Development of a multi-epitope vaccine candidate against Sindbis virus through integrated immunoinformatics approaches and molecular dynamics simulations

Sindbis virus (SINV), belonging to the genus Alphavirus , is the causative agent of Pogosta disease in humans. The clinical infection is characterized by fever, malaise, rash, myalgia, and arthralgia, which is generally self-limiting. Chronic infection with SINV triggers autoimmune conditions that lead to persistent arthritis. Despite its clinical relevance, no licensed vaccine is currently available for the prevention of SINV infection. To the best of our knowledge, this study presents the first in silico design and evaluation of a multi-epitope vaccine candidate against SINV. Using an integrated immunoinformatics framework, the SINV structural polyprotein was systematically screened, leading to the identification of twelve highly antigenic immunological hotspots, derived from both experimentally validated and computationally predicted B-cell and T-cell epitopes.
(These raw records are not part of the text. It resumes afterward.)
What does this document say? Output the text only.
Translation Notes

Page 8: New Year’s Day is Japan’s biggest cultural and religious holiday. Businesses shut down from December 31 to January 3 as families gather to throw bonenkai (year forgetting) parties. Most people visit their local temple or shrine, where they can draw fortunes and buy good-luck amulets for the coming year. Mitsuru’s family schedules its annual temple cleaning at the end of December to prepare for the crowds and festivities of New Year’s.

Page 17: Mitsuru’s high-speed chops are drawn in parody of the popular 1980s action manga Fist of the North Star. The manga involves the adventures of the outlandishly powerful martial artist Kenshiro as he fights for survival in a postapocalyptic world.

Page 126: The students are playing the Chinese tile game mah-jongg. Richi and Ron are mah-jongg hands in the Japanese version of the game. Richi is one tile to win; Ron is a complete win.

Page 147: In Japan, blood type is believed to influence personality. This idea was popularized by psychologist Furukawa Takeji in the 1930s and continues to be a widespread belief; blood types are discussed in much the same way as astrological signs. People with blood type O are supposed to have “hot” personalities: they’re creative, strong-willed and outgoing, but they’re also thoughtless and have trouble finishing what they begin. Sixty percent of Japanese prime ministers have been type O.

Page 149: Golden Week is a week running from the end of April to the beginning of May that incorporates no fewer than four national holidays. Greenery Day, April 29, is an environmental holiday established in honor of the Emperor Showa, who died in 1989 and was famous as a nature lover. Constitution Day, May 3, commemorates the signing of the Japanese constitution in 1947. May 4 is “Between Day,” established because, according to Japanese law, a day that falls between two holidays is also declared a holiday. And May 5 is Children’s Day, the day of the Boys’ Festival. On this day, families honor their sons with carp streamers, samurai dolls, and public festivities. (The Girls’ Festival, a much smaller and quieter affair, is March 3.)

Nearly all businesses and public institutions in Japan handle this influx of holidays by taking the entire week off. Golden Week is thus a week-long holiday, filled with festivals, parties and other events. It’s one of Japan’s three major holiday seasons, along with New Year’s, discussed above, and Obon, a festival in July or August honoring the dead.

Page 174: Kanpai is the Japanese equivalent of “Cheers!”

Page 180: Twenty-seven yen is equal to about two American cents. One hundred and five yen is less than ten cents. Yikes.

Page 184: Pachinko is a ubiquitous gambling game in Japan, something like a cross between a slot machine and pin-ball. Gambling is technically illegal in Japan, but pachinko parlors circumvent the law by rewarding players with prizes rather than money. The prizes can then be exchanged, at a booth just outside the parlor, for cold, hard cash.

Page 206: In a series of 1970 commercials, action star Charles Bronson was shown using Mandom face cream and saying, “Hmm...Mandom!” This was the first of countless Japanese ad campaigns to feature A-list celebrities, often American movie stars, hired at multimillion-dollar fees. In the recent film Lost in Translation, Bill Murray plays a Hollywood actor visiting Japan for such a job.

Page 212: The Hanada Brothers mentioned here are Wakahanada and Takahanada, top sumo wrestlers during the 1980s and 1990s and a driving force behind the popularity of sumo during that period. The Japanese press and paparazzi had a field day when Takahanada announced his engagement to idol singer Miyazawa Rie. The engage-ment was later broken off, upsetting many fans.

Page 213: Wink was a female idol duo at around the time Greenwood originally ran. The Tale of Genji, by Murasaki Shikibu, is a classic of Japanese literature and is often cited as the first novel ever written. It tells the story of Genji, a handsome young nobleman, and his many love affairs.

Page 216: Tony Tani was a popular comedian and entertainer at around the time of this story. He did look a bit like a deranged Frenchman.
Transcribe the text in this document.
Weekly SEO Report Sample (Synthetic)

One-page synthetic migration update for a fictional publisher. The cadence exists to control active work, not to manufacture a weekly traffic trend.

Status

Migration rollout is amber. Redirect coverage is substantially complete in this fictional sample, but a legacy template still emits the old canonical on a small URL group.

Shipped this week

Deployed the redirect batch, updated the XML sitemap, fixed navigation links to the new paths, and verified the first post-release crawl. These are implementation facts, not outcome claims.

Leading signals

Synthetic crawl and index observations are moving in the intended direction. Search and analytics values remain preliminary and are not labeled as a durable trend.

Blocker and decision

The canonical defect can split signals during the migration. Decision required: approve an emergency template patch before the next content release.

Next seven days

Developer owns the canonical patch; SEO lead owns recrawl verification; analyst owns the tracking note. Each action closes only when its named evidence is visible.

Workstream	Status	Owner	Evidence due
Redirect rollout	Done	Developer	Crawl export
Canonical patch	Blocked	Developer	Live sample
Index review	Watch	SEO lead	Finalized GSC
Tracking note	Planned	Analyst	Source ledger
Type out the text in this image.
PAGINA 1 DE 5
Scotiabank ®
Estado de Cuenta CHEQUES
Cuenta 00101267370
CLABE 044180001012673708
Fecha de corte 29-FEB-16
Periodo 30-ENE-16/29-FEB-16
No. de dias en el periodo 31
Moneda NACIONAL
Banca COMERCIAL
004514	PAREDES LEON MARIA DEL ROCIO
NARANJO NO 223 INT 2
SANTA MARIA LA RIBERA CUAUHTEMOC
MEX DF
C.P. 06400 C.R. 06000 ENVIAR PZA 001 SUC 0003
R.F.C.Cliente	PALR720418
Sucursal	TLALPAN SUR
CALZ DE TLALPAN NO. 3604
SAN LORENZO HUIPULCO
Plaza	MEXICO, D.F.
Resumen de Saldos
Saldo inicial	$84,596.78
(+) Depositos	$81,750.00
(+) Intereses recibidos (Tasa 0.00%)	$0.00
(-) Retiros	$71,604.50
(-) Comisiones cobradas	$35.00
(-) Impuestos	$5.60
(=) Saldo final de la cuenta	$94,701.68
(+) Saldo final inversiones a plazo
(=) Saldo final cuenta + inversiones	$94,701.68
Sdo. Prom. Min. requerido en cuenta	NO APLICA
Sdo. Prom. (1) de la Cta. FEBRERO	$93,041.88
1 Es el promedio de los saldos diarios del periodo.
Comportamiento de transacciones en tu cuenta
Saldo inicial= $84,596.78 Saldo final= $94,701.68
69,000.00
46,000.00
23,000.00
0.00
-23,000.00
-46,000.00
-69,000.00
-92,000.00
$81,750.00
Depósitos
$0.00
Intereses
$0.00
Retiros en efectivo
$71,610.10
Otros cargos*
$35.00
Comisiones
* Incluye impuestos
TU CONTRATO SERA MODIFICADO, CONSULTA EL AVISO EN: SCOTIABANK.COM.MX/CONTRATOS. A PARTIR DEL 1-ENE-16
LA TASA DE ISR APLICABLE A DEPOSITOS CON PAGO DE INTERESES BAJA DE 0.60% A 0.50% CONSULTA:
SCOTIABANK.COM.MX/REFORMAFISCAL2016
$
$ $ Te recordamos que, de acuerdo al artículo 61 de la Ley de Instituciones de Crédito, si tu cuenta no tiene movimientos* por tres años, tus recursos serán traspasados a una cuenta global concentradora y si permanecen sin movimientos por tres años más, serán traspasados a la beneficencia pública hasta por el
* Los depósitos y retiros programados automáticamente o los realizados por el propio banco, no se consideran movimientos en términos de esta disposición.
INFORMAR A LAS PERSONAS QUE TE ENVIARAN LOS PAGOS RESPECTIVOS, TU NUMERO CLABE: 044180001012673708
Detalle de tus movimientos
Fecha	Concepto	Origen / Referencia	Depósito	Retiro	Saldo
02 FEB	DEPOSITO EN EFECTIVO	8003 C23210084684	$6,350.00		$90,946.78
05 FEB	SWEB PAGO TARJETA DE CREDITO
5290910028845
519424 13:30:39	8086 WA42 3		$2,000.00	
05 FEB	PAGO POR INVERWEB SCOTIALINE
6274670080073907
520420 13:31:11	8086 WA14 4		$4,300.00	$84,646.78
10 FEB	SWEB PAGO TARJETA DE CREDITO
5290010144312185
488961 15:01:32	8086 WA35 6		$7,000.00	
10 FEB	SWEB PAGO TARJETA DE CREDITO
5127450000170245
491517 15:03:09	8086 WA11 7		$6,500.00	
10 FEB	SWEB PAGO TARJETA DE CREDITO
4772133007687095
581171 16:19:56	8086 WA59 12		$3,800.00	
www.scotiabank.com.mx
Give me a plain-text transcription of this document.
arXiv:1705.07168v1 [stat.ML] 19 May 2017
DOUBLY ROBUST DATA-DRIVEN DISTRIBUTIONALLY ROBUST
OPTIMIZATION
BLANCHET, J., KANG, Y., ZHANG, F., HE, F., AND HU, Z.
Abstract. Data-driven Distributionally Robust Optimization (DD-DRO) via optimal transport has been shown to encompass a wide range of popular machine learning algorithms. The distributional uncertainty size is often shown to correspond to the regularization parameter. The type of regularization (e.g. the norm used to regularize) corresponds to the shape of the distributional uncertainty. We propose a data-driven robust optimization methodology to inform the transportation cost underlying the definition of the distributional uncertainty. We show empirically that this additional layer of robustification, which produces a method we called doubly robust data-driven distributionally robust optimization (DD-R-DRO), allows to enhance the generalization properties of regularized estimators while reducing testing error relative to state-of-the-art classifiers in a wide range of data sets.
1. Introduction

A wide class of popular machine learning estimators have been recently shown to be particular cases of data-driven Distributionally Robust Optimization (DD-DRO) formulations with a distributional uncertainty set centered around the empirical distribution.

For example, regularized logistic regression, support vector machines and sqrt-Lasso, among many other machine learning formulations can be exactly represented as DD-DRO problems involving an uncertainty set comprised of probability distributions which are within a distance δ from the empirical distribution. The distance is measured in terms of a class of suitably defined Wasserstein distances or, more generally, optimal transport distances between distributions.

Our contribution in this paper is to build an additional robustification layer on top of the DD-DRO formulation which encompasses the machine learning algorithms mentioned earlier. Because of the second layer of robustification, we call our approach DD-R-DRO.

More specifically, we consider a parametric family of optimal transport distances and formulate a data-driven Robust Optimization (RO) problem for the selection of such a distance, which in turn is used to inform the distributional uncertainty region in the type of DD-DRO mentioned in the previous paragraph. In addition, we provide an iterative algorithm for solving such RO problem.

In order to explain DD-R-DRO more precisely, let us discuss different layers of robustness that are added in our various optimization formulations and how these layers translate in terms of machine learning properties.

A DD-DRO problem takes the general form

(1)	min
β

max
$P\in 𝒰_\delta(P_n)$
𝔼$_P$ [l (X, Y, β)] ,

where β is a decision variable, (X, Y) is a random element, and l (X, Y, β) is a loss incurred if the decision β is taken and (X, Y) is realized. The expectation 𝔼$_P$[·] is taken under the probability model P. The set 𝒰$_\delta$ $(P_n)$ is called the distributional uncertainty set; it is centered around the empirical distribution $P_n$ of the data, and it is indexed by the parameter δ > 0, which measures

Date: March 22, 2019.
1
These epitopes were rationally assembled into a 317–amino acid multi-epitope vaccine construct using suitable linkers and the human β-defensin 2 as an immunostimulatory adjuvant. The designed construct exhibited favorable antigenicity, non-toxicity, stability, and physicochemical properties. Molecular docking and molecular dynamics simulations demonstrated encouraging interactions between the vaccine construct and innate immune receptors TLR-2 and TLR-4, highlighting its potential to trigger immune responses. Immune simulation predicted robust humoral and cell-mediated immune responses, while codon optimization and in silico cloning into the pETite vector indicated expression feasibility in Escherichia coli K12. This work proposes a novel immunoinformatics and molecular dynamics–based vaccine design pipeline for Sindbis virus and presents a computationally validated multi-epitope vaccine candidate, providing a foundation for future experimental validation toward effective vaccine development.